Realtime AI News
Qwen Releases Qwen3-ASR-0.6B Automatic Speech Recognition Model
Qwen team launched Qwen3-ASR-0.6B-hf on Hugging Face, an automatic speech recognition model supporting Chinese, English, and Cantonese.
Qwen team published Qwen3-ASR-0.6B-hf on Hugging Face on June 26, an automatic speech recognition (ASR) model using the automatic-speech-recognition pipeline, built with the transformers library and safetensors format.

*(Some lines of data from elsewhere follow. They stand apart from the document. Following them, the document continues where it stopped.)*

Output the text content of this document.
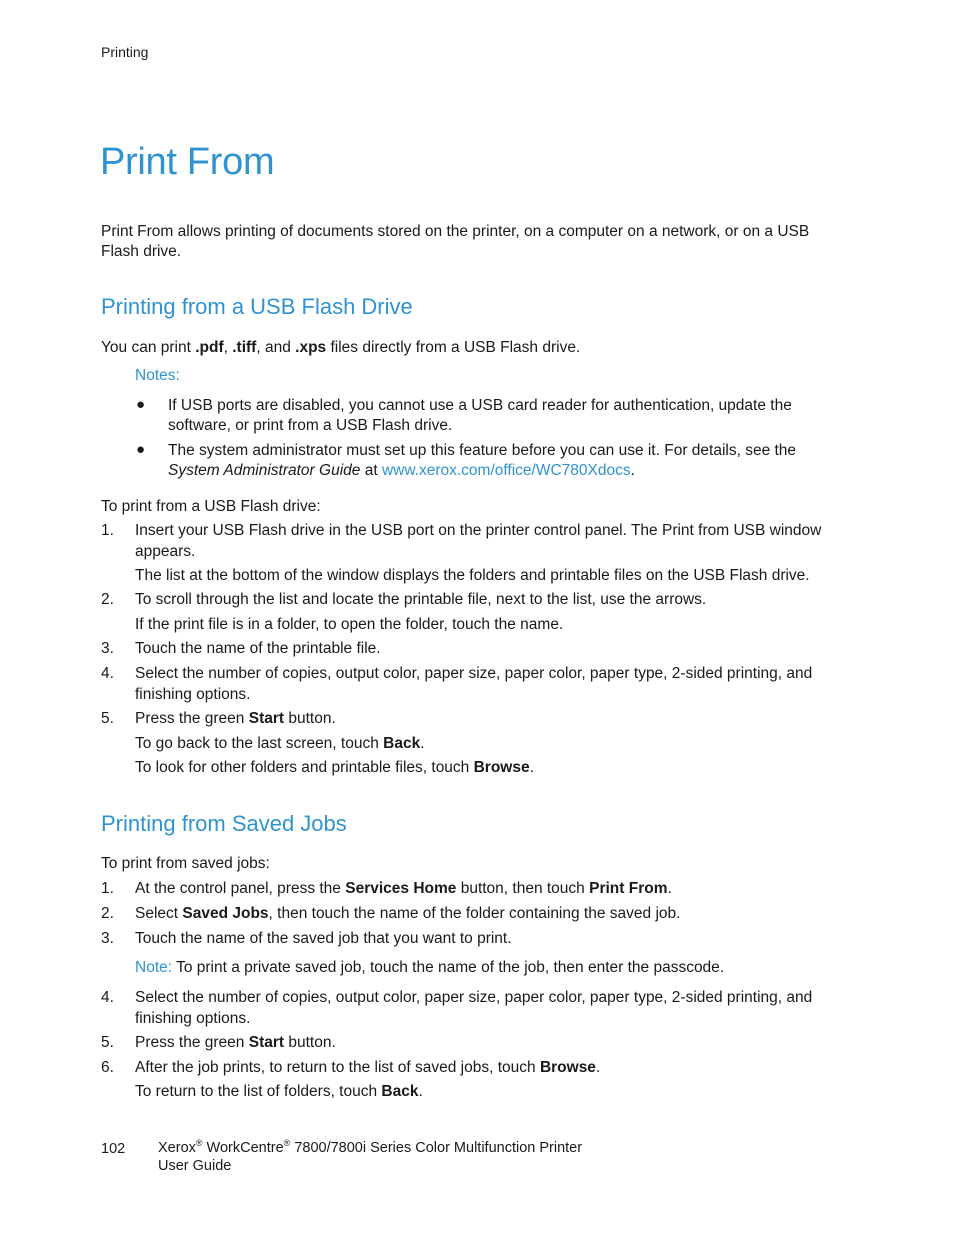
Printing
Print From

Print From allows printing of documents stored on the printer, on a computer on a network, or on a USB Flash drive.

Printing from a USB Flash Drive

You can print .pdf, .tiff, and .xps files directly from a USB Flash drive.

Notes:
● If USB ports are disabled, you cannot use a USB card reader for authentication, update the software, or print from a USB Flash drive.
● The system administrator must set up this feature before you can use it. For details, see the System Administrator Guide at www.xerox.com/office/WC780Xdocs.

To print from a USB Flash drive:

1. Insert your USB Flash drive in the USB port on the printer control panel. The Print from USB window appears.

The list at the bottom of the window displays the folders and printable files on the USB Flash drive.

2. To scroll through the list and locate the printable file, next to the list, use the arrows.

If the print file is in a folder, to open the folder, touch the name.

3. Touch the name of the printable file.

4. Select the number of copies, output color, paper size, paper color, paper type, 2-sided printing, and finishing options.

5. Press the green Start button.

To go back to the last screen, touch Back.

To look for other folders and printable files, touch Browse.

Printing from Saved Jobs

To print from saved jobs:

1. At the control panel, press the Services Home button, then touch Print From.

2. Select Saved Jobs, then touch the name of the folder containing the saved job.

3. Touch the name of the saved job that you want to print.

Note: To print a private saved job, touch the name of the job, then enter the passcode.

4. Select the number of copies, output color, paper size, paper color, paper type, 2-sided printing, and finishing options.

5. Press the green Start button.

6. After the job prints, to return to the list of saved jobs, touch Browse.

To return to the list of folders, touch Back.

102 Xerox® WorkCentre® 7800/7800i Series Color Multifunction Printer
User Guide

It also carries a text-generation tag, indicating a hybrid architecture combining speech recognition with generative capabilities.
The model supports Chinese (zh), English (en), and Cantonese (yue), with tags covering transformers, safetensors, qwen3_asr, text-generation, and automatic-speech-recognition.
Unlike the Qwen3-ForcedAligner-0.6B released the same day, the ASR version is designed for end-to-end speech-to-text transcription scenarios, making it better suited for applications like voice assistants, meeting transcription, and real-time captioning.
Source: Qwen Hugging Face official model registry.
Why it matters
The Qwen3-ASR-0.6B release rounds out Qwen's speech model lineup, offering developers a complete voice pipeline from ASR to forced alignment.